(Paper under review at a conference location)
Traffic monitoring is crucial for urban mobility, road safety, and intelligent transportation systems (ITS). Deep learning has advanced video-based traffic monitoring through video question answering (VideoQA) models, enabling structured insight extraction from traffic videos. However, existing VideoQA models struggle with the complexity of real-world traffic scenes, where multiple concurrent events unfold across spatiotemporal dimensions. To address these challenges, this paper introduces InterAct VideoQA, a curated dataset designed to benchmark and enhance VideoQA models for traffic monitoring tasks. The InterAct VideoQA dataset comprises 8 hours of real-world traffic footage collected from diverse intersections, segmented into 10-second video clips, with over 25,000 question-answer (QA) pairs covering spatiotemporal dynamics, vehicle interactions, incident detection, and other critical traffic attributes. State-of-the-art VideoQA models are evaluated on InterAct VideoQA, exposing challenges in reasoning over fine-grained spatiotemporal dependencies within complex traffic scenarios. Additionally, fine-tuning these models on InterAct VideoQA yields notable performance improvements, demonstrating the necessity of domain-specific datasets for VideoQA. InterAct VideoQA is publicly available as a benchmark dataset to facilitate future research in real-world-deployable VideoQA models for intelligent transportation systems.

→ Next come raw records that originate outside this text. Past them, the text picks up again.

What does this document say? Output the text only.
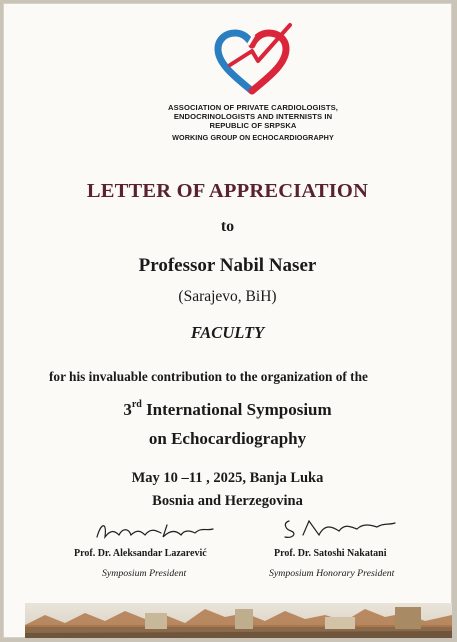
ASSOCIATION OF PRIVATE CARDIOLOGISTS,
ENDOCRINOLOGISTS AND INTERNISTS IN
REPUBLIC OF SRPSKA
WORKING GROUP ON ECHOCARDIOGRAPHY
LETTER OF APPRECIATION
to
Professor Nabil Naser
(Sarajevo, BiH)
FACULTY
for his invaluable contribution to the organization of the
3rd International Symposium
on Echocardiography
May 10 –11 , 2025, Banja Luka
Bosnia and Herzegovina
Prof. Dr. Aleksandar Lazarević
Symposium President
Prof. Dr. Satoshi Nakatani
Symposium Honorary President
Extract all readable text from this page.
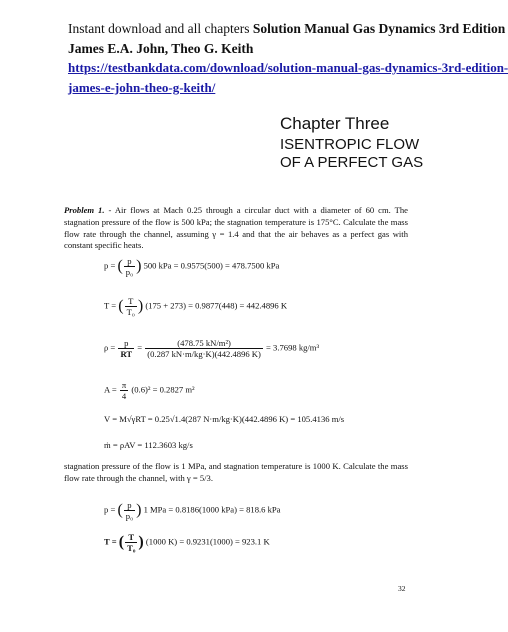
Instant download and all chapters Solution Manual Gas Dynamics 3rd Edition
James E.A. John, Theo G. Keith
https://testbankdata.com/download/solution-manual-gas-dynamics-3rd-edition-
james-e-john-theo-g-keith/
Chapter Three
ISENTROPIC FLOW
OF A PERFECT GAS
Problem 1. - Air flows at Mach 0.25 through a circular duct with a diameter of 60 cm. The stagnation pressure of the flow is 500 kPa; the stagnation temperature is 175°C. Calculate the mass flow rate through the channel, assuming γ = 1.4 and that the air behaves as a perfect gas with constant specific heats.
p = ( $\frac{p}{\text{p₀}}$ ) 500 kPa = 0.9575(500) = 478.7500 kPa
T = ( $\frac{T}{\text{T₀}}$ ) (175 + 273) = 0.9877(448) = 442.4896 K
$\rho = \frac{p}{RT} = \frac{\text{(478.75 kN/m²)}}{(0.287 kN\cdot m/kg\cdot K)(442.4896 K)} = 3.7698$ kg/m³
$A = \frac{\pi}{4} (0.6)^2 = 0.2827$ m²
V = M√γRT = 0.25√1.4(287 N·m/kg·K)(442.4896 K) = 105.4136 m/s
ṁ = ρAV = 112.3603 kg/s
stagnation pressure of the flow is 1 MPa, and stagnation temperature is 1000 K. Calculate the mass flow rate through the channel, with γ = 5/3.
p = ( $\frac{p}{\text{p₀}}$ ) 1 MPa = 0.8186(1000 kPa) = 818.6 kPa
T = ( $\frac{T}{\text{T₀}}$ ) (1000 K) = 0.9231(1000) = 923.1 K
32
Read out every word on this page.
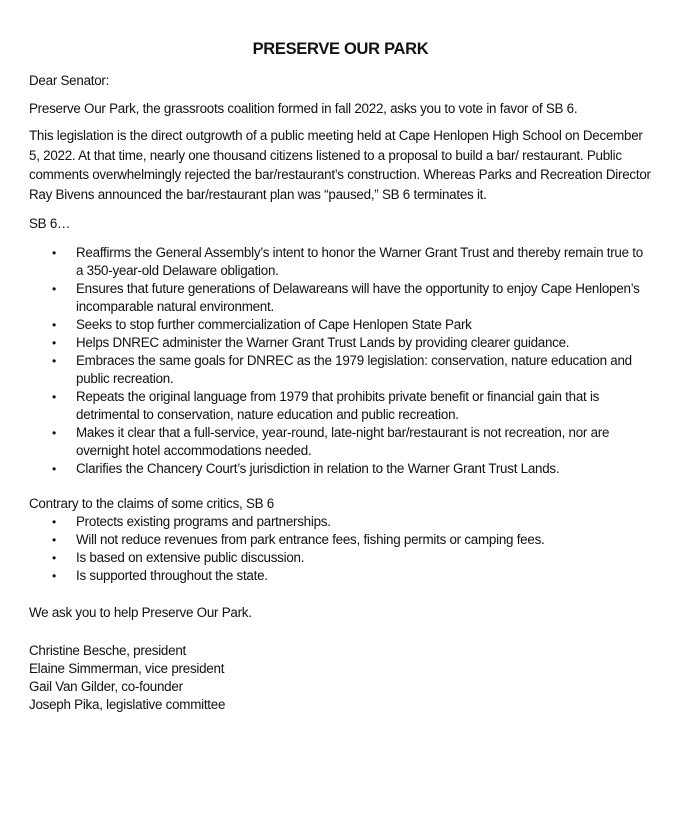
PRESERVE OUR PARK

Dear Senator:

Preserve Our Park, the grassroots coalition formed in fall 2022, asks you to vote in favor of SB 6.

This legislation is the direct outgrowth of a public meeting held at Cape Henlopen High School on December 5, 2022. At that time, nearly one thousand citizens listened to a proposal to build a bar/ restaurant. Public comments overwhelmingly rejected the bar/restaurant’s construction. Whereas Parks and Recreation Director Ray Bivens announced the bar/restaurant plan was “paused,” SB 6 terminates it.

SB 6…

• Reaffirms the General Assembly’s intent to honor the Warner Grant Trust and thereby remain true to a 350-year-old Delaware obligation.
• Ensures that future generations of Delawareans will have the opportunity to enjoy Cape Henlopen’s incomparable natural environment.
• Seeks to stop further commercialization of Cape Henlopen State Park
• Helps DNREC administer the Warner Grant Trust Lands by providing clearer guidance.
• Embraces the same goals for DNREC as the 1979 legislation: conservation, nature education and public recreation.
• Repeats the original language from 1979 that prohibits private benefit or financial gain that is detrimental to conservation, nature education and public recreation.
• Makes it clear that a full-service, year-round, late-night bar/restaurant is not recreation, nor are overnight hotel accommodations needed.
• Clarifies the Chancery Court’s jurisdiction in relation to the Warner Grant Trust Lands.

Contrary to the claims of some critics, SB 6

• Protects existing programs and partnerships.
• Will not reduce revenues from park entrance fees, fishing permits or camping fees.
• Is based on extensive public discussion.
• Is supported throughout the state.

We ask you to help Preserve Our Park.

Christine Besche, president
Elaine Simmerman, vice president
Gail Van Gilder, co-founder
Joseph Pika, legislative committee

Overview of the InterAct VideoQA data collection framework, integrating traffic video recording and processing with a hybrid approach combining manual labeling and GPT-based automation. The pipeline segments eight hours of footage into 10-second clips, extracts key metadata (e.g., vehicle attributes, movement patterns, pedestrian data), and generates structured question-answer pairs covering attribution, counting, reverse reasoning, event reasoning, and counterfactual inference.
Overview of the InterAct VideoQA dataset, which comprises 28,800 question-answer pairs across various reasoning categories. A higher concentration appears in counting, attribute recognition, and event reasoning, followed by counterfactual inference and reverse reasoning (3a). Figures 3(b)-(d) illustrate the dataset's emphasis on vehicular-related questions, the dominance of attribution and event reasoning categories, and the distribution of question types (“what,” “where,” and “how”). This structured approach supports the analysis of complex, multi-event traffic scenarios, requiring robust spatio-temporal reasoning. A rigorous human and GPT-assisted validation process ensures the consistency, accuracy, and reliability of all annotations.
Performance analysis of VideoLlama2, Llava-NeXT-Video, and Qwen2-VL-7B-hf on the InterAct VideoQA dataset, highlighting metric distributions (a), before vs. after fine-tuning (b), and multi-metric improvements (c). Notably, Qwen2-VL-7B-hf demonstrates the most substantial gains across complex reasoning tasks, emphasizing the effectiveness of fine-tuning for robust traffic video analysis.